Thursday, November 17, 2011

Wow, I can't believe it is almost Christmas. Time just flies by. Over this past week I have definitely felt a whole array of emotions. I began to journal and the more that I write, the more I realize how much of a crazy and difficult past year this has been. I have had so much change; at times too overwhelming. I've been so emotional and at times I have no idea where it is coming from. I began to pray and fast and truly seek the Lord over these past few weeks and He has shown me so much; so many things I want to take a minute to share.

This past year my life has been craZy...
I graduated from Nursing school (definitely the hardest thing I have ever done in my life! But praise the Lord I made it!); Passed my state board exams; interview after interview for jobs; started a new job; night shift (if you know me this should explain a lot of the emotion, haha. I am so not a night person); on my own as a nurse (scary!); went to Haiti and had the most life-altering experiences; went through a break-up; got into a wreck; totaled my car; had to get a new car which then means car payment; multiple doctor appointments; need jaw surgery; London got sick and had to take her to animal ER; loans from school; in the next few weeks i'll be moving...again!; going back to Haiti in two weeks (Yay!); will be leading a group to Haiti in April; and so much more.

And I say all this to say, God is good! There were a lot of good things and tough things but the majority was stressful and has played a significant role in my life over the past year. There were times that I felt so low (even recently) and my heart felt so heavy and my faith was lacking and doubt creeped in. There were so many things I didn't understand and still don't. There were so many times that my anxieties got the best of me. But I look back and see how far I have come and how much I have grown. There is no way I could have made it through all of this without the Lord's help and His favor. There were definitely times I wanted to give up but I had to remember that "My God is enough. My God loves me and my God is with me wherever I go!" I would remember Isaiah 30:20 "Though the Lord gave you adversity for food and suffering for drink He will still be with you to teach you. You will see your teacher with your own eyes." God expects a lot from us and many times following Him can be painful; but He ALWAYS acts out of His love for us. I realized that in difficult times I must listen to what God wants to teach me. God was showing me His love by patiently walking with me through adversity.
John 10:27 "My sheep know my voice. I know them and they follow me."

These past few weeks as I mentioned earlier have been tough. Night shift at work definitely takes it out of me and being chronically tired doesn't help my emotions either. My roommate shared a BEAUTIFUL passage with me this past week and for all you girls that have gone through relationships, this is for you :)

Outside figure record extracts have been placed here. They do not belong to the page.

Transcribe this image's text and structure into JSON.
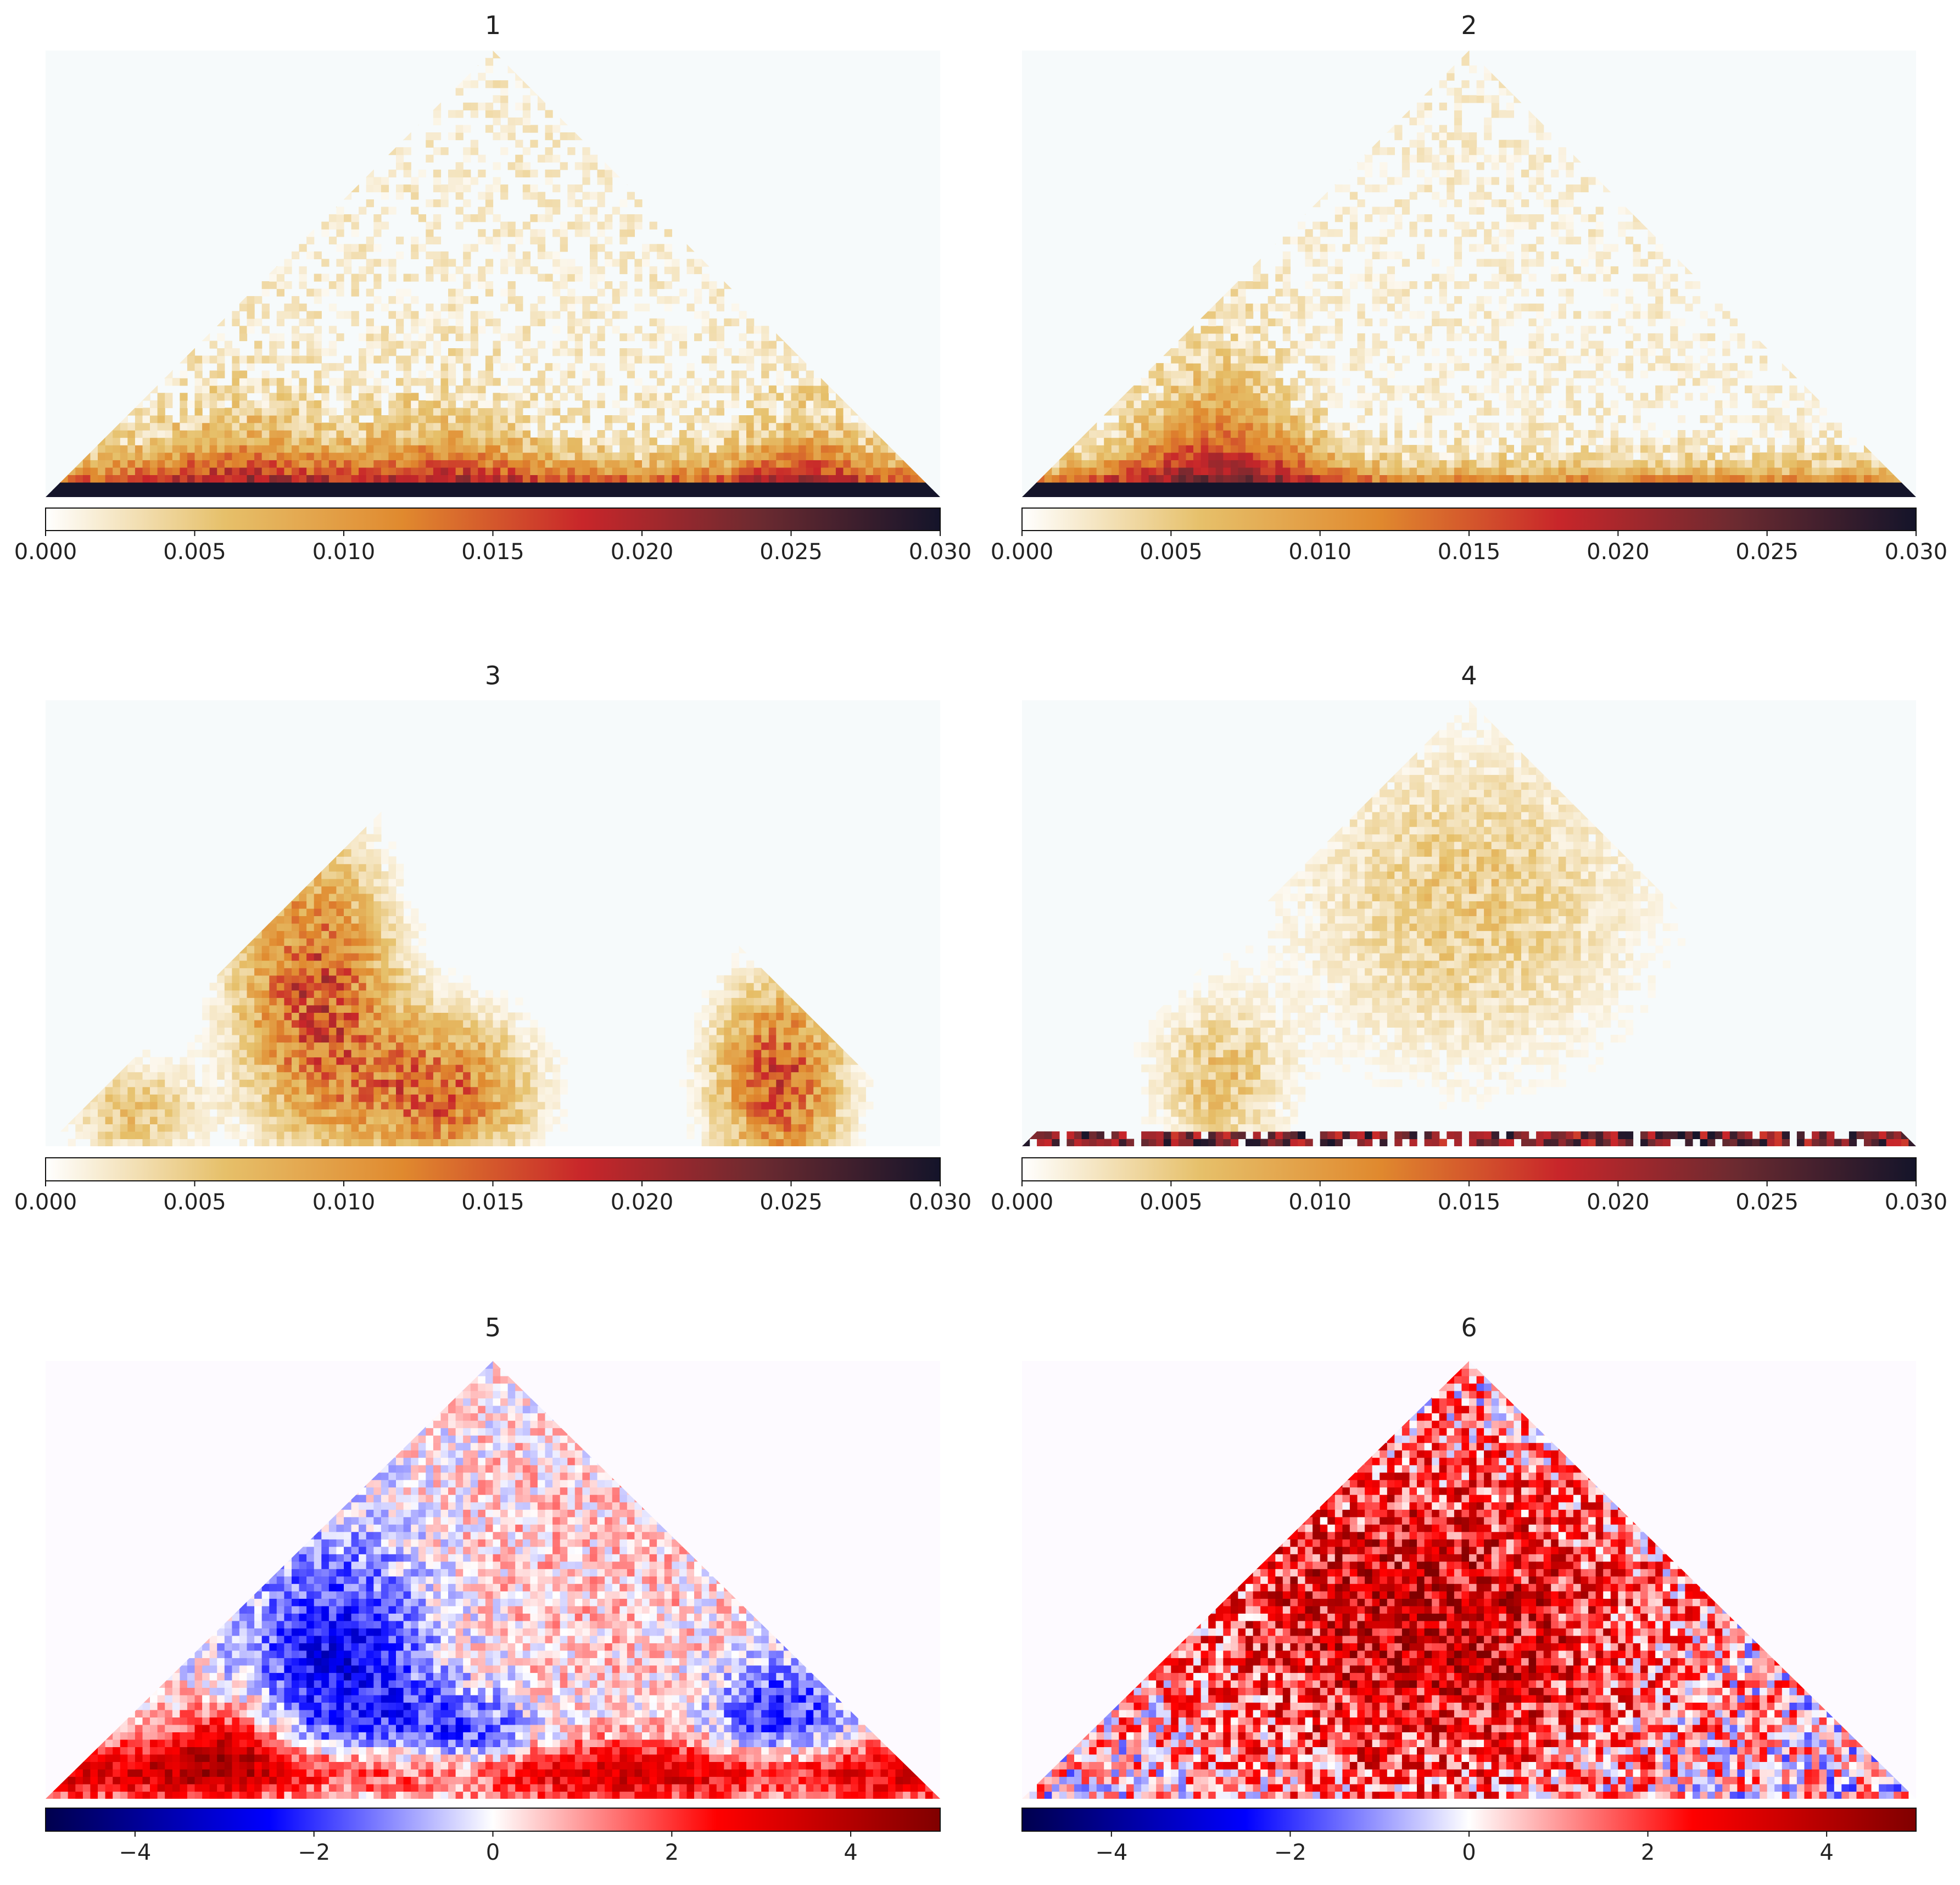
{
  "figure": {
    "panel_count": 6,
    "background": "#ffffff"
  },
  "chart_data": [
    {
      "type": "heatmap",
      "title": "1",
      "shape": "triangle",
      "colormap": [
        "#ffffff",
        "#e6c06a",
        "#e0892e",
        "#c8262a",
        "#6b2a30",
        "#14142a"
      ],
      "colorbar": {
        "min": 0.0,
        "max": 0.03,
        "ticks": [
          0.0,
          0.005,
          0.01,
          0.015,
          0.02,
          0.025,
          0.03
        ],
        "tick_labels": [
          "0.000",
          "0.005",
          "0.010",
          "0.015",
          "0.020",
          "0.025",
          "0.030"
        ]
      },
      "description": "dense near-diagonal band, strongest at base, clusters near 0.2, 0.45 and 0.85 along the diagonal"
    },
    {
      "type": "heatmap",
      "title": "2",
      "shape": "triangle",
      "colormap": [
        "#ffffff",
        "#e6c06a",
        "#e0892e",
        "#c8262a",
        "#6b2a30",
        "#14142a"
      ],
      "colorbar": {
        "min": 0.0,
        "max": 0.03,
        "ticks": [
          0.0,
          0.005,
          0.01,
          0.015,
          0.02,
          0.025,
          0.03
        ],
        "tick_labels": [
          "0.000",
          "0.005",
          "0.010",
          "0.015",
          "0.020",
          "0.025",
          "0.030"
        ]
      }
    },
    {
      "type": "heatmap",
      "title": "3",
      "shape": "triangle",
      "colormap": [
        "#ffffff",
        "#e6c06a",
        "#e0892e",
        "#c8262a",
        "#6b2a30",
        "#14142a"
      ],
      "colorbar": {
        "min": 0.0,
        "max": 0.03,
        "ticks": [
          0.0,
          0.005,
          0.01,
          0.015,
          0.02,
          0.025,
          0.03
        ],
        "tick_labels": [
          "0.000",
          "0.005",
          "0.010",
          "0.015",
          "0.020",
          "0.025",
          "0.030"
        ]
      }
    },
    {
      "type": "heatmap",
      "title": "4",
      "shape": "triangle",
      "colormap": [
        "#ffffff",
        "#e6c06a",
        "#e0892e",
        "#c8262a",
        "#6b2a30",
        "#14142a"
      ],
      "colorbar": {
        "min": 0.0,
        "max": 0.03,
        "ticks": [
          0.0,
          0.005,
          0.01,
          0.015,
          0.02,
          0.025,
          0.03
        ],
        "tick_labels": [
          "0.000",
          "0.005",
          "0.010",
          "0.015",
          "0.020",
          "0.025",
          "0.030"
        ]
      }
    },
    {
      "type": "heatmap",
      "title": "5",
      "shape": "triangle",
      "colormap": [
        "#00004d",
        "#0000ff",
        "#ffffff",
        "#ff0000",
        "#800000"
      ],
      "colorbar": {
        "min": -5,
        "max": 5,
        "ticks": [
          -4,
          -2,
          0,
          2,
          4
        ],
        "tick_labels": [
          "−4",
          "−2",
          "0",
          "2",
          "4"
        ]
      }
    },
    {
      "type": "heatmap",
      "title": "6",
      "shape": "triangle",
      "colormap": [
        "#00004d",
        "#0000ff",
        "#ffffff",
        "#ff0000",
        "#800000"
      ],
      "colorbar": {
        "min": -5,
        "max": 5,
        "ticks": [
          -4,
          -2,
          0,
          2,
          4
        ],
        "tick_labels": [
          "−4",
          "−2",
          "0",
          "2",
          "4"
        ]
      }
    }
  ]
}
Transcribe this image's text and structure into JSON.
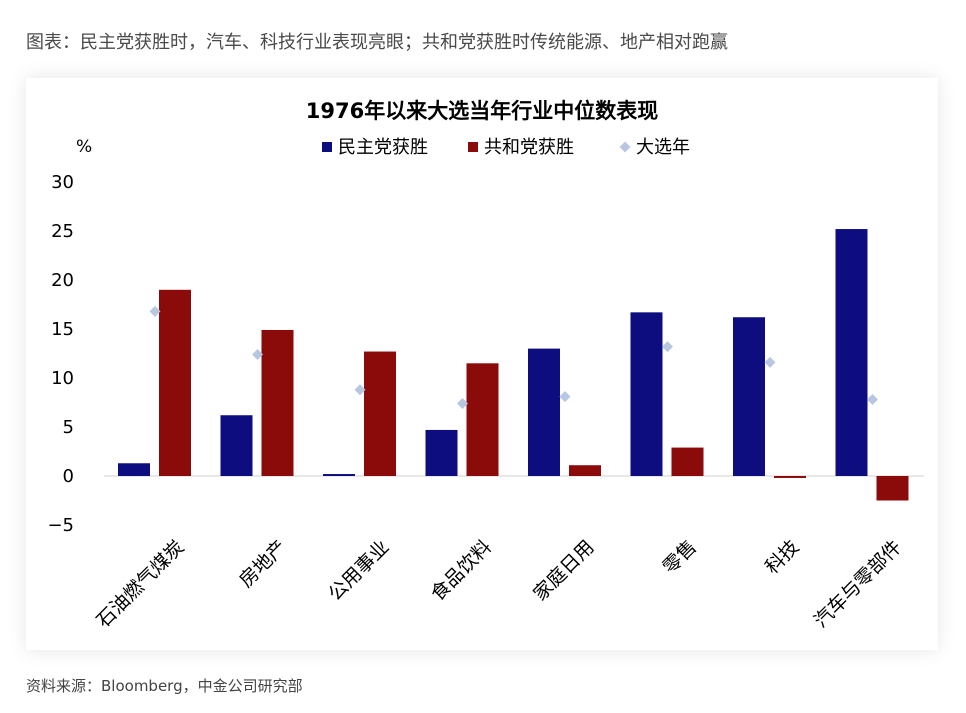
{
  "heading": "图表：民主党获胜时，汽车、科技行业表现亮眼；共和党获胜时传统能源、地产相对跑赢",
  "source": "资料来源：Bloomberg，中金公司研究部",
  "colors": {
    "dem": "#0d0d80",
    "rep": "#8b0a0a",
    "election": "#b8c7e0",
    "axis": "#d9d9d9"
  },
  "chart_data": {
    "type": "bar",
    "title": "1976年以来大选当年行业中位数表现",
    "ylabel": "%",
    "ylim": [
      -5,
      30
    ],
    "yticks": [
      -5,
      0,
      5,
      10,
      15,
      20,
      25,
      30
    ],
    "grid": false,
    "legend_position": "top",
    "categories": [
      "石油燃气煤炭",
      "房地产",
      "公用事业",
      "食品饮料",
      "家庭日用",
      "零售",
      "科技",
      "汽车与零部件"
    ],
    "series": [
      {
        "name": "民主党获胜",
        "kind": "bar",
        "values": [
          1.3,
          6.2,
          0.2,
          4.7,
          13.0,
          16.7,
          16.2,
          25.2
        ]
      },
      {
        "name": "共和党获胜",
        "kind": "bar",
        "values": [
          19.0,
          14.9,
          12.7,
          11.5,
          1.1,
          2.9,
          -0.2,
          -2.5
        ]
      },
      {
        "name": "大选年",
        "kind": "marker",
        "values": [
          16.8,
          12.4,
          8.8,
          7.4,
          8.1,
          13.2,
          11.6,
          7.8
        ]
      }
    ]
  }
}
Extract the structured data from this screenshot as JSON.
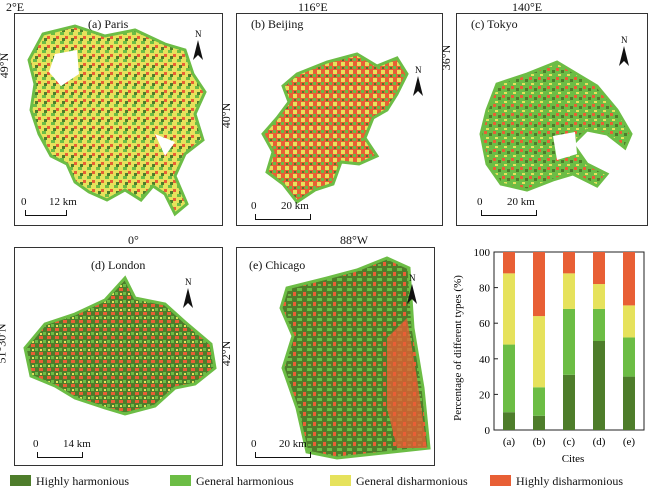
{
  "colors": {
    "highly_harmonious": "#4e7d2b",
    "general_harmonious": "#6cbd45",
    "general_disharmonious": "#e6e25c",
    "highly_disharmonious": "#e85f35"
  },
  "maps": {
    "paris": {
      "title": "(a) Paris",
      "lon": "2°E",
      "lat": "49°N",
      "scale_zero": "0",
      "scale_dist": "12 km"
    },
    "beijing": {
      "title": "(b) Beijing",
      "lon": "116°E",
      "lat": "40°N",
      "scale_zero": "0",
      "scale_dist": "20 km"
    },
    "tokyo": {
      "title": "(c) Tokyo",
      "lon": "140°E",
      "lat": "36°N",
      "scale_zero": "0",
      "scale_dist": "20 km"
    },
    "london": {
      "title": "(d) London",
      "lon": "0°",
      "lat": "51°30′N",
      "scale_zero": "0",
      "scale_dist": "14 km"
    },
    "chicago": {
      "title": "(e) Chicago",
      "lon": "88°W",
      "lat": "42°N",
      "scale_zero": "0",
      "scale_dist": "20 km"
    }
  },
  "north_label": "N",
  "chart_data": {
    "type": "bar",
    "stacked": true,
    "categories": [
      "(a)",
      "(b)",
      "(c)",
      "(d)",
      "(e)"
    ],
    "series": [
      {
        "name": "Highly harmonious",
        "color_key": "highly_harmonious",
        "values": [
          10,
          8,
          31,
          50,
          30
        ]
      },
      {
        "name": "General harmonious",
        "color_key": "general_harmonious",
        "values": [
          38,
          16,
          37,
          18,
          22
        ]
      },
      {
        "name": "General disharmonious",
        "color_key": "general_disharmonious",
        "values": [
          40,
          40,
          20,
          14,
          18
        ]
      },
      {
        "name": "Highly disharmonious",
        "color_key": "highly_disharmonious",
        "values": [
          12,
          36,
          12,
          18,
          30
        ]
      }
    ],
    "xlabel": "Cites",
    "ylabel": "Percentage of different types (%)",
    "ylim": [
      0,
      100
    ],
    "yticks": [
      0,
      20,
      40,
      60,
      80,
      100
    ],
    "grid": false,
    "legend": "bottom"
  },
  "legend": [
    {
      "label": "Highly harmonious",
      "color_key": "highly_harmonious"
    },
    {
      "label": "General harmonious",
      "color_key": "general_harmonious"
    },
    {
      "label": "General disharmonious",
      "color_key": "general_disharmonious"
    },
    {
      "label": "Highly disharmonious",
      "color_key": "highly_disharmonious"
    }
  ]
}
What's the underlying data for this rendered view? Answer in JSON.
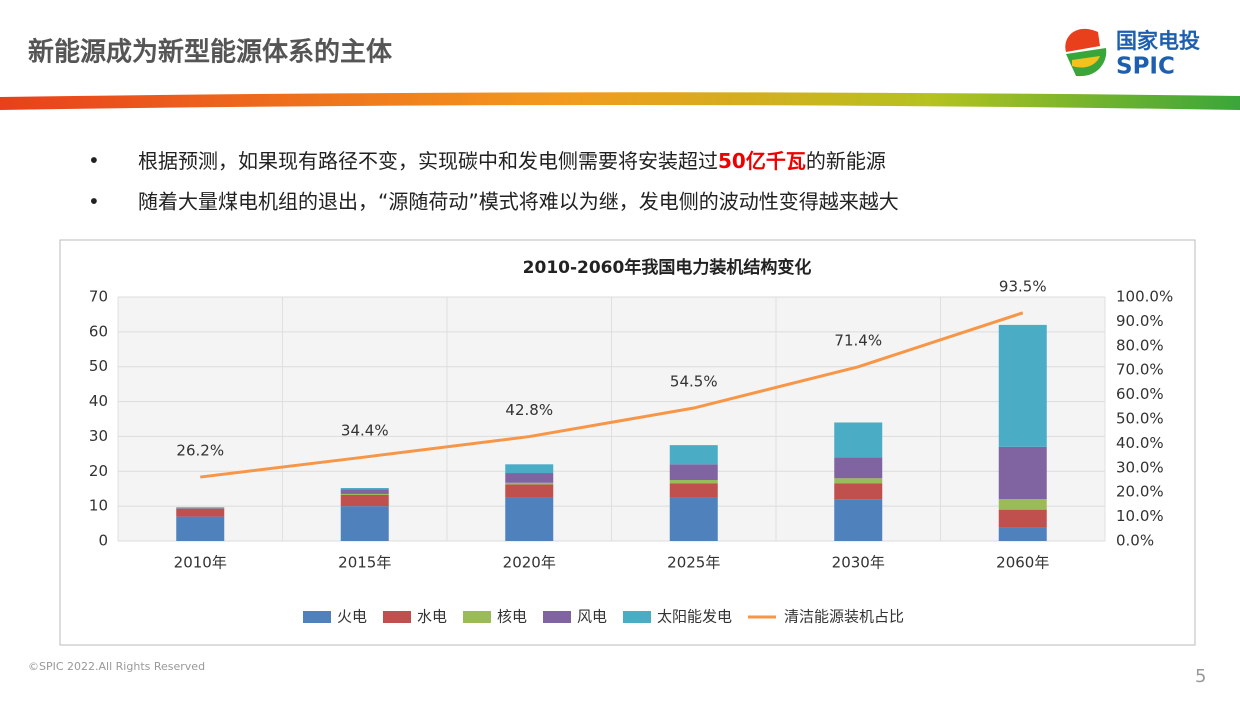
{
  "header": {
    "title": "新能源成为新型能源体系的主体"
  },
  "logo": {
    "name": "国家电投",
    "abbr": "SPIC"
  },
  "bullets": [
    {
      "before": "根据预测，如果现有路径不变，实现碳中和发电侧需要将安装超过",
      "highlight": "50亿千瓦",
      "after": "的新能源"
    },
    {
      "before": "随着大量煤电机组的退出，“源随荷动”模式将难以为继，发电侧的波动性变得越来越大"
    }
  ],
  "footer": {
    "copyright": "©SPIC 2022.All Rights Reserved",
    "page": "5"
  },
  "chart_data": {
    "type": "bar",
    "stacked": true,
    "title": "2010-2060年我国电力装机结构变化",
    "categories": [
      "2010年",
      "2015年",
      "2020年",
      "2025年",
      "2030年",
      "2060年"
    ],
    "series": [
      {
        "name": "火电",
        "color": "#4f81bd",
        "values": [
          7,
          10,
          12.5,
          12.5,
          12,
          4
        ]
      },
      {
        "name": "水电",
        "color": "#c0504d",
        "values": [
          2.2,
          3.2,
          3.7,
          4,
          4.5,
          5
        ]
      },
      {
        "name": "核电",
        "color": "#9bbb59",
        "values": [
          0.1,
          0.3,
          0.5,
          1,
          1.5,
          3
        ]
      },
      {
        "name": "风电",
        "color": "#8064a2",
        "values": [
          0.3,
          1.3,
          2.8,
          4.5,
          6,
          15
        ]
      },
      {
        "name": "太阳能发电",
        "color": "#4bacc6",
        "values": [
          0.05,
          0.4,
          2.5,
          5.5,
          10,
          35
        ]
      },
      {
        "name": "清洁能源装机占比",
        "type": "line",
        "axis": "y2",
        "color": "#f79646",
        "values": [
          26.2,
          34.4,
          42.8,
          54.5,
          71.4,
          93.5
        ],
        "value_labels": [
          "26.2%",
          "34.4%",
          "42.8%",
          "54.5%",
          "71.4%",
          "93.5%"
        ]
      }
    ],
    "ylim": [
      0,
      70
    ],
    "yticks": [
      0,
      10,
      20,
      30,
      40,
      50,
      60,
      70
    ],
    "y2lim": [
      0,
      100
    ],
    "y2ticks": [
      {
        "value": 0,
        "label": "0.0%"
      },
      {
        "value": 10,
        "label": "10.0%"
      },
      {
        "value": 20,
        "label": "20.0%"
      },
      {
        "value": 30,
        "label": "30.0%"
      },
      {
        "value": 40,
        "label": "40.0%"
      },
      {
        "value": 50,
        "label": "50.0%"
      },
      {
        "value": 60,
        "label": "60.0%"
      },
      {
        "value": 70,
        "label": "70.0%"
      },
      {
        "value": 80,
        "label": "80.0%"
      },
      {
        "value": 90,
        "label": "90.0%"
      },
      {
        "value": 100,
        "label": "100.0%"
      }
    ],
    "grid": true,
    "legend": "bottom"
  }
}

"While it is true that there are things every adult can do (married or not) to be more attractive in myriads of ways, there is no guarantee that a trimmer figure, a more confident conversational style, or better job will be worthy of an eternal reward. However, if we think of each individual who crosses our paths as a beloved sister or brother in the Lord about whose care and treatment we will give an account to Jesus one day- this radically alters everything.

It means dating is no longer a zero sum game that results in a littered landscape of broken relationships and cut-off communication. It's not whether boy gets girl. It is whether we can look Jesus in the eye and say, "Thank you for the time you gave me with this person. I did my best to encourage and pray for this individual while I knew him/her. I loved without fear of loss because I wanted to be like you. So by your grace, I did my very best to build up this man/woman and return him to you with thanks for the gift of this relationship." Because even if we get married, that is also what we have to do for our spouses.
When I read this, I thought "How beautiful and so true!" It gives you a whole new outlook on dating and relationships and the people in your life. It helps change your mindset from heartbreak and unsettled emotions to praise and glory to Jesus for the time you had to show His love and move on to more of what He has in store! :)

I am praising God and looking forward to a brand new year...2012!!! I want to be life-changing, life-transforming, and life-altering! I want to LOVE and GIVE more than I ever have. I want to step into the purpose God has for my life. Will you step into yours??